Le candidat à la présidentielle tunisienne Nabil Karoui a été accueilli en héros mercredi soir à sa sortie de prison, un coup de théâtre à quatre jours du second tour qui l’oppose au juriste indépendant Kais Saied.
Cette libération a éclipsé la publication attendue des résultats des législatives de dimanche, qui devraient confirmer un Parlement morcelé, avec une victoire en demi-teinte du parti d’inspiration islamiste Ennahdha.
Habillé de noir, M. Karoui a quitté dans la soirée la prison de la Mornaguia, à 20 km de Tunis, entouré de nombreux membres des forces de l’ordre, repoussant une foule compacte voulant l’approcher. Ses partisans l’ont porté sur leurs épaules avant qu’il ne quitte les lieux, en Mercedes noire, sans faire de déclaration.
Homme d’affaires et des médias, M. Karoui était détenu depuis le 23 août —dix jours avant le début de la campagne pour le premier tour de l‘élection présidentielle— une arrestation qu’il a qualifiée de politique.
La Cour de Cassation a décidé mercredi de libérer M. Karoui, qui reste inculpé de fraude fiscale et blanchiment d’argent.
“Le mandat de dépôt contre Nabil Karoui est annulé, l’enquête se poursuit, mais il est libre”, a indiqué un de ses avocats, Me Nazih Souei.
Toutes les demandes de remise en liberté avaient jusque-là été rejetées, et les avocats de M. Karoui avaient déposé mardi un recours pour exiger le report du scrutin de dimanche, jusqu‘à ce qu’il puisse sortir de prison pour faire campagne.
M. Karoui avait récolté 15,58% des voix au premier tour de la présidentielle, derrière le juriste Kais Saied, 18,4%.
Parlement morcelé
Le parti fondé par M. Karoui il y a six mois, Qalb Tounes, s’annonce deuxième aux législatives de dimanche.
Les premières estimations sur les résultats des législatives convergent vers une nette avance du parti d’inspiration islamiste Ennahdha, qui devrait être chargé de former le gouvernement, une tâche compliquée étant donné le morcellement du Parlement.
Les tractations entre les partis ont démarré dès la publication dimanche soir de sondages donnant la mesure de l‘éparpillement des suffrages pour ces législatives coincées entre deux tours de la présidentielle.
Avec une cinquantaine de sièges sur les 217 que compte l’Assemblée des représentants du peuple, Ennahdha devrait rester le principal parti du Parlement.

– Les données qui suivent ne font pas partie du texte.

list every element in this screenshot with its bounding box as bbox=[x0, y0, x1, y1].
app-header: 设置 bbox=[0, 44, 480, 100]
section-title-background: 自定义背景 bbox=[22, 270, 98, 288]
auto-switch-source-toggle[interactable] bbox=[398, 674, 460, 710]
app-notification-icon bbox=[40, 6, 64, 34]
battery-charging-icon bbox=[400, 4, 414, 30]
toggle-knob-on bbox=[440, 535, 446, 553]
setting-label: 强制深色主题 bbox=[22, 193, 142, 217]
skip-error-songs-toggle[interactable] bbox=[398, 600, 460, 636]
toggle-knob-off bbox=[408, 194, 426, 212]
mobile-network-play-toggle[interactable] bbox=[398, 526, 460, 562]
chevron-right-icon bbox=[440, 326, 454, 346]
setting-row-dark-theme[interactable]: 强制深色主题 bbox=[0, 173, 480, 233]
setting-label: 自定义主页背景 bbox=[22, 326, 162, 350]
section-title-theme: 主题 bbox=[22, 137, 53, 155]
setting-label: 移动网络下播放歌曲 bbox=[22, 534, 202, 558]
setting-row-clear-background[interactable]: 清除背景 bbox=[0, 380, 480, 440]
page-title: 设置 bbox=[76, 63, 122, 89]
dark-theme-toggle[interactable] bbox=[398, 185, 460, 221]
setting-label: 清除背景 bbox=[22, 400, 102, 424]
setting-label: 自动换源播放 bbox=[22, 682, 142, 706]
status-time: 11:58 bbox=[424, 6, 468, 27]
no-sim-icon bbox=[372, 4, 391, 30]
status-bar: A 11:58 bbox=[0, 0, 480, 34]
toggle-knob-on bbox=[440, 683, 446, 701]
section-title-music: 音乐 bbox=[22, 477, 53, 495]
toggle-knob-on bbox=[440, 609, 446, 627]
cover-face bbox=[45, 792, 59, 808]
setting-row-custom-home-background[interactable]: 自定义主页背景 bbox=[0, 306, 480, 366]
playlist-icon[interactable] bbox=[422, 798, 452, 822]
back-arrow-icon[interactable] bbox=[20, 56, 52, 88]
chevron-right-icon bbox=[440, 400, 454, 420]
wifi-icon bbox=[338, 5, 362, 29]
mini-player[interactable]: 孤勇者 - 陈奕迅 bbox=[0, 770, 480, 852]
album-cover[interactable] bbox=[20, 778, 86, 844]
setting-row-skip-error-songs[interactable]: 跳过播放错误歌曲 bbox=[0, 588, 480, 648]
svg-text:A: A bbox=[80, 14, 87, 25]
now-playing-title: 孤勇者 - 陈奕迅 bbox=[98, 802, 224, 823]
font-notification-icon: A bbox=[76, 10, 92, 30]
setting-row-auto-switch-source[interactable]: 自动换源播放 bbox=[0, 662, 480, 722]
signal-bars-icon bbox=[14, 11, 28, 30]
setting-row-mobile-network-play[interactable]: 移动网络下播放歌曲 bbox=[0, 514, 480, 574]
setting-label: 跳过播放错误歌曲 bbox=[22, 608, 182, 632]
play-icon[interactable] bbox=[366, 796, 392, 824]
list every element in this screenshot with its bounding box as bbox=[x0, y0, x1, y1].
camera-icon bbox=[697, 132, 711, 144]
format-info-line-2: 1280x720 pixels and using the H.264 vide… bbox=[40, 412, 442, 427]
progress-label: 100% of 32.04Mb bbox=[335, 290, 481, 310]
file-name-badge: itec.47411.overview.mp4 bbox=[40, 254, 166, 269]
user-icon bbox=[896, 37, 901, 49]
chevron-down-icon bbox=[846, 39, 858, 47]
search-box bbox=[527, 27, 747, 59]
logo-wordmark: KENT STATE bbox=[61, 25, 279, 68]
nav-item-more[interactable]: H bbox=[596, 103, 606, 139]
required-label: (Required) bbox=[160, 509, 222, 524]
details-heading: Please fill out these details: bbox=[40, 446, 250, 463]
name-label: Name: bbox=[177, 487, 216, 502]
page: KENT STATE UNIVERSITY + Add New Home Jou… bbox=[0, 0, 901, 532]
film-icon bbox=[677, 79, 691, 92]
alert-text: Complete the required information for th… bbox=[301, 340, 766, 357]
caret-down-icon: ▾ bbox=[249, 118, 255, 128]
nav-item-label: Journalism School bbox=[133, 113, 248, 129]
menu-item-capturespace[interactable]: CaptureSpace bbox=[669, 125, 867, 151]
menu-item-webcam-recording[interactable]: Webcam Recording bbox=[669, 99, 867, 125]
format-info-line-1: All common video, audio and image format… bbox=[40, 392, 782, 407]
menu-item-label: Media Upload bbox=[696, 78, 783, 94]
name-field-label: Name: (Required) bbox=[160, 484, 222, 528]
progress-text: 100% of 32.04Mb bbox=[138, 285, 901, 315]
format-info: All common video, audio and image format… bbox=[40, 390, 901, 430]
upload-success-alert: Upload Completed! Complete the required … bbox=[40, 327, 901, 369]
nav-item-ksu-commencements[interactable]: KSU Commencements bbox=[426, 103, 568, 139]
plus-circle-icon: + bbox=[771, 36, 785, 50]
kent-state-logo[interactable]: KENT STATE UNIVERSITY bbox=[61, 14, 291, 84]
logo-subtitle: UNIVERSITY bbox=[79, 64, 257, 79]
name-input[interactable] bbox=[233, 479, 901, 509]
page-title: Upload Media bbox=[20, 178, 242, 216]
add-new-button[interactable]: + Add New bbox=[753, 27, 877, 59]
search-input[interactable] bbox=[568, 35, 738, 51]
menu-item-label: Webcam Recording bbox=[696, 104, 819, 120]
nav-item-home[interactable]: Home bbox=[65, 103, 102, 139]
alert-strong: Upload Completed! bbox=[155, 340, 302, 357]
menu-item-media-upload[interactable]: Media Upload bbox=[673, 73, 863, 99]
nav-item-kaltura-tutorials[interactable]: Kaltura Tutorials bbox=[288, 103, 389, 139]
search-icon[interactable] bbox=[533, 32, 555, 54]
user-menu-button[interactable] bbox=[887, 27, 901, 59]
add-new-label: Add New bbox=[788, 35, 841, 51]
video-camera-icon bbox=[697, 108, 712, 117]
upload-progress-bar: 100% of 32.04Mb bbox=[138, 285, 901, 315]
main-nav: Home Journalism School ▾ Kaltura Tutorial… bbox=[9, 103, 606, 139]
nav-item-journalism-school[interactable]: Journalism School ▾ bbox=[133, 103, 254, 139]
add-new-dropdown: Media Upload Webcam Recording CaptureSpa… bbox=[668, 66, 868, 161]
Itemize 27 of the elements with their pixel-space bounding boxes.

Mais il est loin des 89 sièges obtenus en 2011, et des 68 dans l’Assemblée sortante. En outre, contrairement à 2014, vu la fragmentation des forces, il lui sera difficile de trouver un partenaire de poids pour former une coalition gouvernementale, nécessitant 109 voix.
Jeux d’alliances
Son rival Qalb Tounes (“Coeur de la Tunisie”) est donné deuxième. Reste à savoir la solidité de ce parti fondé autour de la personne de M. Karoui. Le parti “va-t-il survivre longtemps ou sera-t-il victime de ses contradictions”, s’interroge l’ex-député Sélim Ben Abdesselem.
Le parti social-démocrate Attayar (“Courant démocrate”) et le mouvement islamo-populiste Karama auraient obtenu chacun une vingtaine de sièges. Les suivants détiendraient moins de 20 sièges chacun.

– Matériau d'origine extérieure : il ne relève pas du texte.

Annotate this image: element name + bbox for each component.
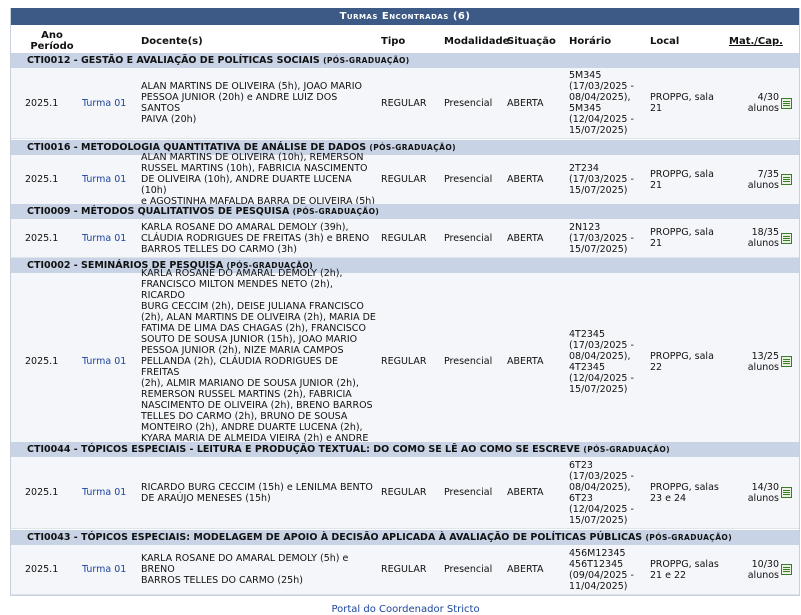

Pour atteindre une majorité, Ennahdha devra faire des concessions. Les interrogations vont bon train sur une éventuelle alliance avec Qalb Tounes, en dépit de ses promesses de ne pas s’allier à eux.
La solution d’un gouvernement de technocrates est également évoquée par nombre de commentateurs politiques, d’autant qu’Ennahdha a gardé un souvenir cuisant de l‘échec de sa première expérience à la tête d’un gouvernement en 2011-13.
Pour le quotidien tunisien La Presse, “la possibilité de voir échouer toutes les tentatives de formation du prochain gouvernement n’est pas à écarter”.
Mais “les partis n’ont pas intérêt à aller vers des élections anticipées”, estime Selim Kharrat, de l’ONG Al Bawsala, pariant qu’“ils vont gagner en pragmatisme”.
Pour M. Ben Abdesselem, à défaut de majorité confortable pour légiférer, “le scénario d‘élections anticipées dans les quatre à six mois n’est pas à écarter”.
“L’instabilité politique risque d’augmenter l’attentisme des partenaires de la Tunisie”, avertit M. Ben Abdesselem, alors que la Tunisie est sous perfusion du Fonds monétaire international, qui a accordé en 2016 un prêt de 2,4 milliards d’euros sur quatre ans.